PUBLISHED: 28/12/21

Throughout their careers, many developers, landowners and valuers come across a “ransom strip”. Ransom strips are not the most common and straightforward type of land to value. It is a broad topic with many different angles and raises much controversy over the methodology to follow when establishing its value.

Before we proceed to the analysis of the possible methods to value this type of property, it is useful to provide a short definition. A ransom strip is a parcel of land needed to access a property or a site in order to unlock its development opportunity. This could be a piece of land required for access to development with insufficient rights or without any rights at all, land required for services or perhaps for a building to be developed.

Although there is not a particular framework or guidance from the RICS or other regulatory bodies on how to value ransom strips, the starting point for landowners, developers and valuers is usually the case law of Stokes v Cambridge Corporation [1961] 180 E.G. 839. The decision made by the two Chartered Surveyors of the Tribunal was that the owner of the strip is entitled to one-third of the increase in the value of the adjacent land just for providing access to the development. This decision has created a strong precedent which used in many other legal cases, valuations and negotiations.

To illustrate this, if a developers land is initially worth £1m and the value of a development site is £7m (having deducted developer’s profit and costs of roads, sewers, fencing, consents and contingencies), the valuation of a ransom strip would be £2m (one-third of £6m).

This legal case has provided some solid grounds for future valuations. However, there are some examples that a different methodology has been used. In particular, there are legal cases where the value of the ransom strips has been calculated using a completely different method or examples where the two parties have come to an agreement at a different level and not this one-third of the uplift as per Stokes v Cambridge. For instance, the value of the ransom strips in Batchelor v Kent County Council [1992] 1 EGLR 217 and Ozanne and ors v Hertfordshire County Council [1989] 43 E.G. 182 were 50% of the uplift.
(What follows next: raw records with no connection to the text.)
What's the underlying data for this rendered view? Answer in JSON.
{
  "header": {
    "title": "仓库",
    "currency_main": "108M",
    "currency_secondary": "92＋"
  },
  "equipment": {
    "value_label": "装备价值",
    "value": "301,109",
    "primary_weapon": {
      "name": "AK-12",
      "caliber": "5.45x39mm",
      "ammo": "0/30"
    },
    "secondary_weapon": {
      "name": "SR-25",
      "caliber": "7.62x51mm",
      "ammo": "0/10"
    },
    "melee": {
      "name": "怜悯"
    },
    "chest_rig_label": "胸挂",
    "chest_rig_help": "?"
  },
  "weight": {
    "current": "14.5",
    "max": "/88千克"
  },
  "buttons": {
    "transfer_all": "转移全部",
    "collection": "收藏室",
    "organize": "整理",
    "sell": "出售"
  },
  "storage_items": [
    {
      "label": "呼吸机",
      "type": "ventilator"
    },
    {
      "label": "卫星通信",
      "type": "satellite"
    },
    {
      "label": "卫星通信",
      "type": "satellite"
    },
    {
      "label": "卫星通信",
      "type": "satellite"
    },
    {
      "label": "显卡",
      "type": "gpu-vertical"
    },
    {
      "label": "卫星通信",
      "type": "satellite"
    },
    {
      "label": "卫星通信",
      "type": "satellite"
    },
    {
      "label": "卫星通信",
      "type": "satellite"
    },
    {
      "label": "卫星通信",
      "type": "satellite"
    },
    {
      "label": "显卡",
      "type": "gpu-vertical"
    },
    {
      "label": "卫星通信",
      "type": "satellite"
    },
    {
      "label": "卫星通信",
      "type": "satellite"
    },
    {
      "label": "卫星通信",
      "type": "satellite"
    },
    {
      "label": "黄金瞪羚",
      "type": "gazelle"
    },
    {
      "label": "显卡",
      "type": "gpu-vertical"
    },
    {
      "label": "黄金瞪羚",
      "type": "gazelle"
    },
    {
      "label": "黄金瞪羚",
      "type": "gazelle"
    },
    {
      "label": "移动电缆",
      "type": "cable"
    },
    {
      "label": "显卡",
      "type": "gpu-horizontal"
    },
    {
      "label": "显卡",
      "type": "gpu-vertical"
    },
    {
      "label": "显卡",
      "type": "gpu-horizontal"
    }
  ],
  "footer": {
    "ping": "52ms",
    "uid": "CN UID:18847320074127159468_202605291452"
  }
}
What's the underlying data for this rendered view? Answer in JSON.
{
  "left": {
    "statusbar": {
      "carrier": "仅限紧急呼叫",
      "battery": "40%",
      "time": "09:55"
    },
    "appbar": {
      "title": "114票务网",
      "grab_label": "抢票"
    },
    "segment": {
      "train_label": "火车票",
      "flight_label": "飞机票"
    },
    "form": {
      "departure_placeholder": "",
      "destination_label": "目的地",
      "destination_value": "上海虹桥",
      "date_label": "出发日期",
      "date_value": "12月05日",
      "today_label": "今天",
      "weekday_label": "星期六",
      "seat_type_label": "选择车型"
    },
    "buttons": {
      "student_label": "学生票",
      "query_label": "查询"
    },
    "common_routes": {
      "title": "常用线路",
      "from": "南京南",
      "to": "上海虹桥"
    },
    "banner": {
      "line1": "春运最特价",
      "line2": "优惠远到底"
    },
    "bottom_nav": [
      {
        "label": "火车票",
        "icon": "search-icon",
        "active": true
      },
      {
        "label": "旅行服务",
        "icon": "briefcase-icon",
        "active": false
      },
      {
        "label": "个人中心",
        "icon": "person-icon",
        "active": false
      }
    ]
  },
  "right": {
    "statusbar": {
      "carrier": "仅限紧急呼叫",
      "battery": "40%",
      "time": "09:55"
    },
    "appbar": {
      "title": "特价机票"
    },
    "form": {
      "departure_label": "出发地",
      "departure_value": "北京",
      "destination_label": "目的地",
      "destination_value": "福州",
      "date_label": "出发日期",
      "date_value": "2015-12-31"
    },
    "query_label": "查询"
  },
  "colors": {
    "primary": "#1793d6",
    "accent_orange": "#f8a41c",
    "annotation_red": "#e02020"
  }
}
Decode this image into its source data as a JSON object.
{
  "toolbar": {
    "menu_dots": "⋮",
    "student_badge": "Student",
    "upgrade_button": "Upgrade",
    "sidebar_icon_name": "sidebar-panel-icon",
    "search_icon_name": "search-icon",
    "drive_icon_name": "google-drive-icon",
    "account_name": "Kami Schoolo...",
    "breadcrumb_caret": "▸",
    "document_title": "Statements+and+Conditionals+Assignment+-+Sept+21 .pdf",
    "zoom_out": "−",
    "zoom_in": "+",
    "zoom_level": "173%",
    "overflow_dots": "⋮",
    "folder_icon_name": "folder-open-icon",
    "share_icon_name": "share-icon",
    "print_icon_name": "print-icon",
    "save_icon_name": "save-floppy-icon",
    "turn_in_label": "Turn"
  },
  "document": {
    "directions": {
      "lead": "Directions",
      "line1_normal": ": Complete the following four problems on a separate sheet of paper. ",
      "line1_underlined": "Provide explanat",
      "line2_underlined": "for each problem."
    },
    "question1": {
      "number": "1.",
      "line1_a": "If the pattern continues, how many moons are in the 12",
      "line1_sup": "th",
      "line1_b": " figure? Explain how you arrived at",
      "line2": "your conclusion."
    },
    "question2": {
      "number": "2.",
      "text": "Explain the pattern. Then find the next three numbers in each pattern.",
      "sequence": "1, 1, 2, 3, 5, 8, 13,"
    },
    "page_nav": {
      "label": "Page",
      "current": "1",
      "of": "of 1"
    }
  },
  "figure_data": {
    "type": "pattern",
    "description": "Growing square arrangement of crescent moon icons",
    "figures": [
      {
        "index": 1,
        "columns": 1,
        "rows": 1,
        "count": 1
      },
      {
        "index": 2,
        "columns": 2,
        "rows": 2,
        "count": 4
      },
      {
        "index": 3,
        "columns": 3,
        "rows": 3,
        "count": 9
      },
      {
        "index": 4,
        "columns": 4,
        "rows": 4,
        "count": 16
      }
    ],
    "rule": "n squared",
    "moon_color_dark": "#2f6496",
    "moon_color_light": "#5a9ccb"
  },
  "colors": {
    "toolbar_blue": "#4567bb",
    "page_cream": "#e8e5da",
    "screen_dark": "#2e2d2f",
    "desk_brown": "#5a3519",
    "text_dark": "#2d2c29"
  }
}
In addition, the recent case of Persimmon Homes Limited v Hillier and ors [2018] EWHC 221 (Ch) highlights the significance of planning consent when valuing a ransom strip. The court found it appropriate to apply a discount for planning risk to the purchase price, as the site was acquired without planning. This was done to account for the risk that the claimant would have taken in purchasing the land without the security of knowing that it would be able to develop the site.

In the aforementioned cases, the Tribunal has adopted thinking when making their decision. More specifically, the surveyors have taken into consideration factors such as the possibility of the existence of a different access point or the risk of acquiring the strip without having planning consent for the proposed development. There is no doubt that these factors affect the property value, and it might be reasonable to be taken into consideration when valuing the ransom strip.

In the recent case of Persimmon Homes Limited v Hillier and ors [2018] EWHC 221 (Ch), the court considered the significance of planning permission on the valuation of a ransom strip. One of the questions before the court was what the claimant would have paid for a ransom strip in October 2012. At that time, planning permission for any development works had not yet been granted, so the court found it appropriate to apply a planning risk discount to the purchase price, to account for the risk that the claimant would have taken in purchasing the land without the security of knowing that it would be able to develop the site – in other words, to take account of the anticipated value of the land being lower than its eventual development value.

Therefore, there is no rule or an absolute answer on how to approach this kind of valuation. Despite the existing legal context, there is no ‘one size fits all’ approach with a number of factors that need to be taken into account.

However, the critical point to remember is, as this is not a statutory valuation, the outcome will be down to negotiations between the buyer and the seller. The ransom strip owner has a limited number of buyers (or in some cases only the owner of the adjacent land), while the developer won’t be able to deliver a project without the ransom strip in question. Therefore, it is essential that both parties release the value of their assets by agreeing on a price acceptable for both.